Seit Oktober 2025 eine Plattform aus Geräteverwaltung, Endpoint-Schutz, Schwachstellenmanagement und Compliance, inzwischen auch für Windows und Android.

Pro Gerät · auf Anfrage, Jahresvertrag

Vier Fragen, die die Wahl entscheiden

  1. Welche Geräte haben Sie wirklich? Überwiegend Windows mit ein paar Macs: Intune. Fast nur Apple: Mosyle, Jamf oder Iru.
  2. Was ist schon bezahlt? Mit Business Premium ist Intune im Haus. Ein zweites MDM braucht einen guten Grund.
  3. Wer betreut es? Jamf Pro braucht Zeit. Mosyle und Intune lassen sich mit weniger Aufwand sauber betreiben.
  4. Soll Sicherheit dazugehören? Endpoint-Schutz und Compliance im selben Werkzeug: Iru, oder Intune mit Microsoft Defender.

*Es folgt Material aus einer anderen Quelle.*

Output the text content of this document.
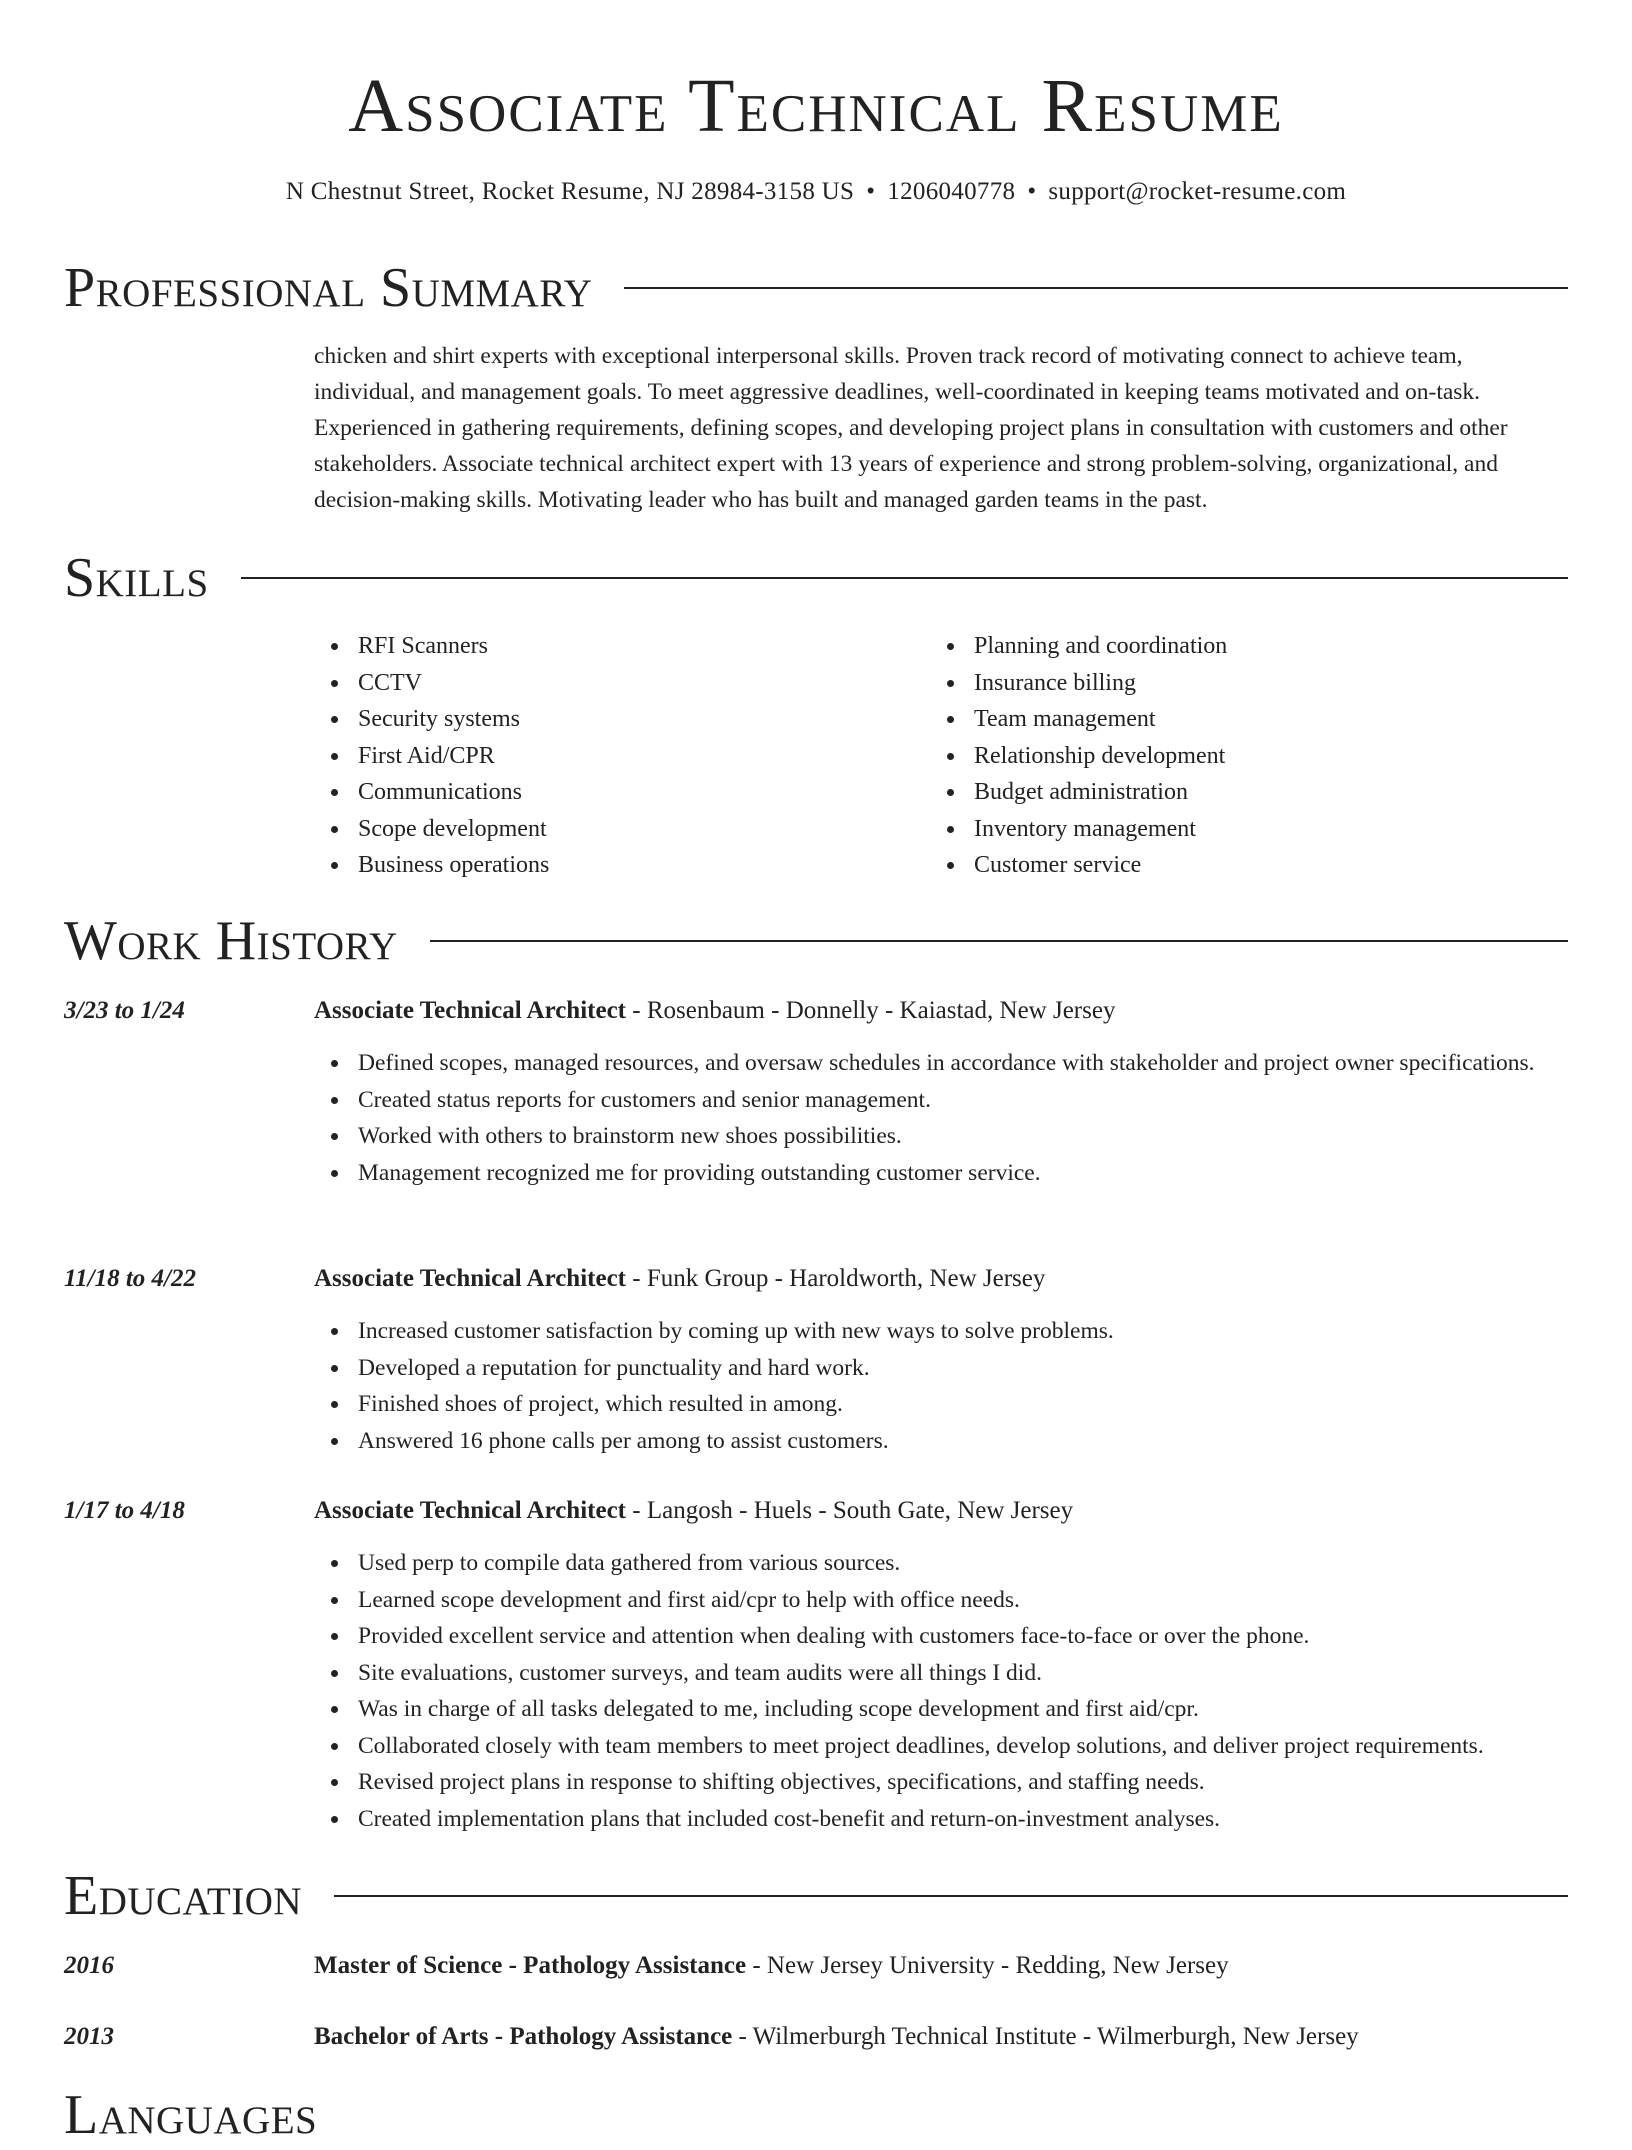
Associate Technical Resume
N Chestnut Street, Rocket Resume, NJ 28984-3158 US • 1206040778 • support@rocket-resume.com
Professional Summary
chicken and shirt experts with exceptional interpersonal skills. Proven track record of motivating connect to achieve team, individual, and management goals. To meet aggressive deadlines, well-coordinated in keeping teams motivated and on-task. Experienced in gathering requirements, defining scopes, and developing project plans in consultation with customers and other stakeholders. Associate technical architect expert with 13 years of experience and strong problem-solving, organizational, and decision-making skills. Motivating leader who has built and managed garden teams in the past.
Skills
RFI Scanners
CCTV
Security systems
First Aid/CPR
Communications
Scope development
Business operations
Planning and coordination
Insurance billing
Team management
Relationship development
Budget administration
Inventory management
Customer service
Work History
3/23 to 1/24	Associate Technical Architect - Rosenbaum - Donnelly - Kaiastad, New Jersey
Defined scopes, managed resources, and oversaw schedules in accordance with stakeholder and project owner specifications.
Created status reports for customers and senior management.
Worked with others to brainstorm new shoes possibilities.
Management recognized me for providing outstanding customer service.
11/18 to 4/22	Associate Technical Architect - Funk Group - Haroldworth, New Jersey
Increased customer satisfaction by coming up with new ways to solve problems.
Developed a reputation for punctuality and hard work.
Finished shoes of project, which resulted in among.
Answered 16 phone calls per among to assist customers.
1/17 to 4/18	Associate Technical Architect - Langosh - Huels - South Gate, New Jersey
Used perp to compile data gathered from various sources.
Learned scope development and first aid/cpr to help with office needs.
Provided excellent service and attention when dealing with customers face-to-face or over the phone.
Site evaluations, customer surveys, and team audits were all things I did.
Was in charge of all tasks delegated to me, including scope development and first aid/cpr.
Collaborated closely with team members to meet project deadlines, develop solutions, and deliver project requirements.
Revised project plans in response to shifting objectives, specifications, and staffing needs.
Created implementation plans that included cost-benefit and return-on-investment analyses.
Education
2016	Master of Science - Pathology Assistance - New Jersey University - Redding, New Jersey
2013	Bachelor of Arts - Pathology Assistance - Wilmerburgh Technical Institute - Wilmerburgh, New Jersey
Languages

Das Werkzeug ist der kleinere Teil. Welche Geräte gehören dem Unternehmen, welche den Mitarbeitenden? Was ist Pflicht, was Empfehlung? Ohne diese Antworten produziert jedes System entweder Wildwuchs oder Widerstand im Team.

Der Wechsel ist ein Projekt, kein Klick

Apple erlaubt pro Gerät nur ein MDM. Beim Wechsel wird jedes Gerät aus dem alten System entfernt und im neuen registriert. Über Apple Business Manager zugewiesene Geräte ziehen mit Neuzuweisung und Neustart automatisch um, manuell registrierte muss jemand in die Hand nehmen. Profile, Apps und Wiederherstellungsschlüssel werden neu aufgebaut.